Suggested-by: Liao Chang <liaochang1@huawei.com>
Signed-off-by: James Gowans <jgowans@amazon.com>
Cc: Thomas Gleixner <tglx@linutronix.de>
Cc: Marc Zyngier <maz@kernel.org>
Cc: KarimAllah Raslan <karahmed@amazon.com>
Cc: Yipeng Zou <zouyipeng@huawei.com>
Cc: Zhang Jianhua <chris.zjh@huawei.com>
---
 kernel/irq/chip.c | 15 ++++++++++++++-
 1 file changed, 14 insertions(+), 1 deletion(-)
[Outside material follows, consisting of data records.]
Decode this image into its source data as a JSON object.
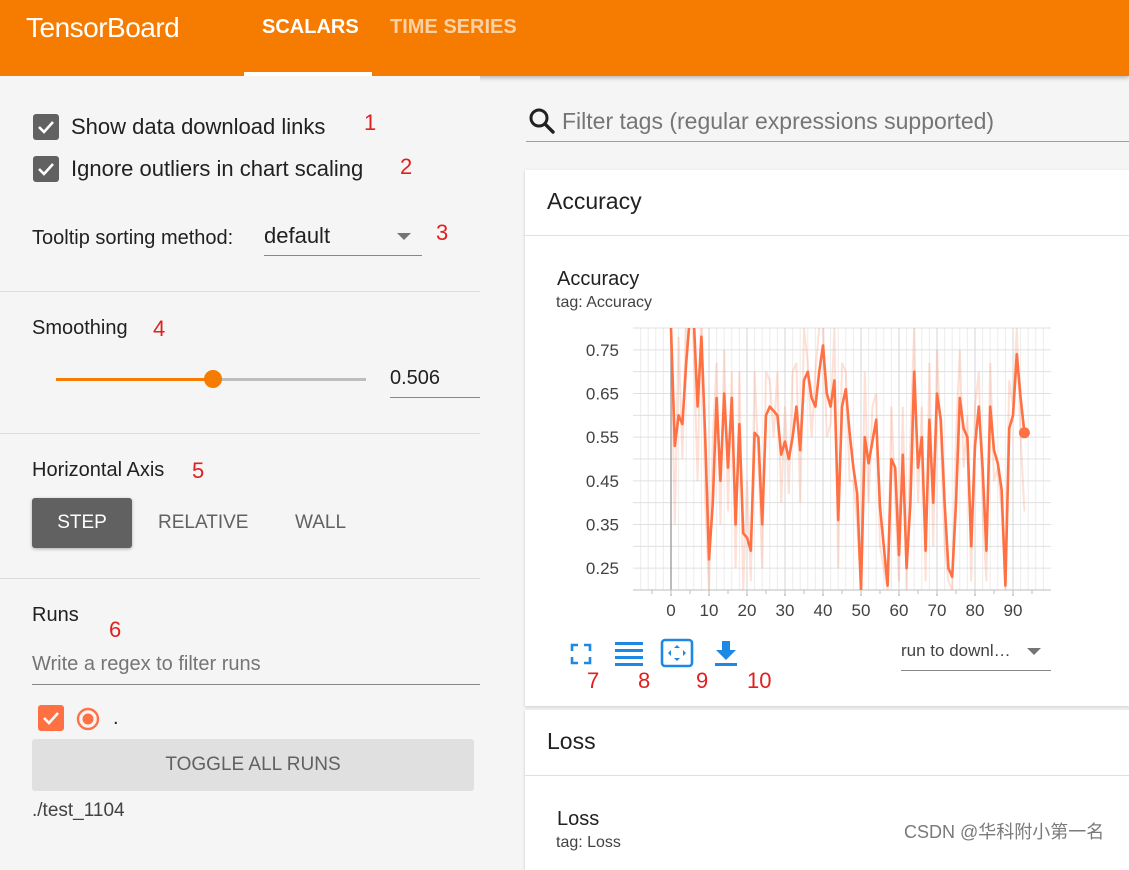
{
  "header": {
    "app_title": "TensorBoard",
    "tabs": [
      {
        "label": "SCALARS",
        "active": true
      },
      {
        "label": "TIME SERIES",
        "active": false
      }
    ],
    "bar_color": "#f57c00"
  },
  "sidebar": {
    "show_download_links": {
      "label": "Show data download links",
      "checked": true,
      "marker": "1"
    },
    "ignore_outliers": {
      "label": "Ignore outliers in chart scaling",
      "checked": true,
      "marker": "2"
    },
    "tooltip_sorting": {
      "label": "Tooltip sorting method:",
      "value": "default",
      "marker": "3"
    },
    "smoothing": {
      "label": "Smoothing",
      "value": 0.506,
      "value_text": "0.506",
      "marker": "4"
    },
    "horizontal_axis": {
      "label": "Horizontal Axis",
      "marker": "5",
      "options": [
        "STEP",
        "RELATIVE",
        "WALL"
      ],
      "selected": "STEP"
    },
    "runs": {
      "label": "Runs",
      "marker": "6",
      "filter_placeholder": "Write a regex to filter runs",
      "run_name": ".",
      "run_checked": true,
      "run_color": "#ff7043",
      "toggle_label": "TOGGLE ALL RUNS",
      "logdir": "./test_1104"
    }
  },
  "main": {
    "filter_placeholder": "Filter tags (regular expressions supported)",
    "cards": [
      {
        "title": "Accuracy",
        "chart_title": "Accuracy",
        "chart_tag": "tag: Accuracy"
      },
      {
        "title": "Loss",
        "chart_title": "Loss",
        "chart_tag": "tag: Loss"
      }
    ],
    "download_select": {
      "value": "run to downl…"
    },
    "icon_markers": [
      "7",
      "8",
      "9",
      "10"
    ]
  },
  "chart_data": {
    "type": "line",
    "title": "Accuracy",
    "subtitle": "tag: Accuracy",
    "xlabel": "",
    "ylabel": "",
    "x_ticks": [
      "0",
      "10",
      "20",
      "30",
      "40",
      "50",
      "60",
      "70",
      "80",
      "90"
    ],
    "y_ticks": [
      "0.75",
      "0.65",
      "0.55",
      "0.45",
      "0.35",
      "0.25"
    ],
    "xlim": [
      -10,
      100
    ],
    "ylim": [
      0.2,
      0.8
    ],
    "grid": true,
    "series": [
      {
        "color": "#ff7043",
        "x": [
          0,
          1,
          2,
          3,
          4,
          5,
          6,
          7,
          8,
          9,
          10,
          11,
          12,
          13,
          14,
          15,
          16,
          17,
          18,
          19,
          20,
          21,
          22,
          23,
          24,
          25,
          26,
          27,
          28,
          29,
          30,
          31,
          32,
          33,
          34,
          35,
          36,
          37,
          38,
          39,
          40,
          41,
          42,
          43,
          44,
          45,
          46,
          47,
          48,
          49,
          50,
          51,
          52,
          53,
          54,
          55,
          56,
          57,
          58,
          59,
          60,
          61,
          62,
          63,
          64,
          65,
          66,
          67,
          68,
          69,
          70,
          71,
          72,
          73,
          74,
          75,
          76,
          77,
          78,
          79,
          80,
          81,
          82,
          83,
          84,
          85,
          86,
          87,
          88,
          89,
          90,
          91,
          92,
          93
        ],
        "smoothed": [
          0.8,
          0.53,
          0.6,
          0.58,
          0.72,
          0.83,
          0.82,
          0.62,
          0.78,
          0.55,
          0.27,
          0.4,
          0.64,
          0.45,
          0.65,
          0.48,
          0.64,
          0.35,
          0.58,
          0.33,
          0.32,
          0.29,
          0.56,
          0.55,
          0.35,
          0.6,
          0.62,
          0.61,
          0.6,
          0.51,
          0.54,
          0.5,
          0.55,
          0.62,
          0.52,
          0.68,
          0.7,
          0.64,
          0.62,
          0.7,
          0.76,
          0.65,
          0.62,
          0.68,
          0.36,
          0.62,
          0.66,
          0.56,
          0.48,
          0.42,
          0.2,
          0.55,
          0.49,
          0.54,
          0.59,
          0.39,
          0.3,
          0.21,
          0.5,
          0.48,
          0.28,
          0.51,
          0.25,
          0.4,
          0.7,
          0.48,
          0.55,
          0.29,
          0.59,
          0.4,
          0.65,
          0.59,
          0.4,
          0.25,
          0.23,
          0.4,
          0.64,
          0.57,
          0.55,
          0.3,
          0.53,
          0.62,
          0.48,
          0.29,
          0.62,
          0.52,
          0.49,
          0.43,
          0.21,
          0.57,
          0.6,
          0.74,
          0.64,
          0.56
        ],
        "raw": [
          0.8,
          0.35,
          0.78,
          0.5,
          0.85,
          0.9,
          0.75,
          0.45,
          0.88,
          0.4,
          0.2,
          0.55,
          0.72,
          0.35,
          0.75,
          0.38,
          0.7,
          0.25,
          0.7,
          0.2,
          0.45,
          0.22,
          0.7,
          0.5,
          0.25,
          0.7,
          0.68,
          0.55,
          0.7,
          0.4,
          0.62,
          0.42,
          0.7,
          0.72,
          0.4,
          0.8,
          0.72,
          0.55,
          0.7,
          0.8,
          0.82,
          0.55,
          0.58,
          0.8,
          0.25,
          0.72,
          0.7,
          0.45,
          0.45,
          0.35,
          0.2,
          0.7,
          0.4,
          0.62,
          0.65,
          0.3,
          0.25,
          0.2,
          0.62,
          0.4,
          0.22,
          0.62,
          0.2,
          0.55,
          0.8,
          0.4,
          0.62,
          0.22,
          0.72,
          0.3,
          0.75,
          0.55,
          0.3,
          0.22,
          0.2,
          0.55,
          0.75,
          0.48,
          0.6,
          0.22,
          0.62,
          0.7,
          0.38,
          0.22,
          0.72,
          0.45,
          0.48,
          0.38,
          0.2,
          0.68,
          0.62,
          0.8,
          0.55,
          0.38
        ]
      }
    ]
  },
  "watermark": "CSDN @华科附小第一名"
}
diff --git a/kernel/irq/chip.c b/kernel/irq/chip.c
index 49e7bc871fec..42f33e77c16b 100644
--- a/kernel/irq/chip.c
+++ b/kernel/irq/chip.c
@@ -692,8 +692,15 @@ void handle_fasteoi_irq(struct irq_desc *desc)
 
 	raw_spin_lock(&desc->lock);
 
-	if (!irq_may_run(desc))
+	/*
+	 * When an affinity change races with IRQ delivery, the next interrupt
+	 * can arrive on the new CPU before the original CPU has completed
+	 * handling the previous one. Mark it as pending and return EOI.
+	 */
+	if (!irq_may_run(desc)) {
+		desc->istate |= IRQS_PENDING;
 		goto out;
+	}
 
 	desc->istate &= ~(IRQS_REPLAY | IRQS_WAITING);
 
@@ -715,6 +722,12 @@ void handle_fasteoi_irq(struct irq_desc *desc)
 
 	cond_unmask_eoi_irq(desc, chip);
 
+	/*
+	 * When the race descibed above happens, this will resend the interrupt.
+	 */
+	if (unlikely(desc->istate & IRQS_PENDING))
+		check_irq_resend(desc, false);
+
 	raw_spin_unlock(&desc->lock);
 	return;
 out:
-- 
2.25.1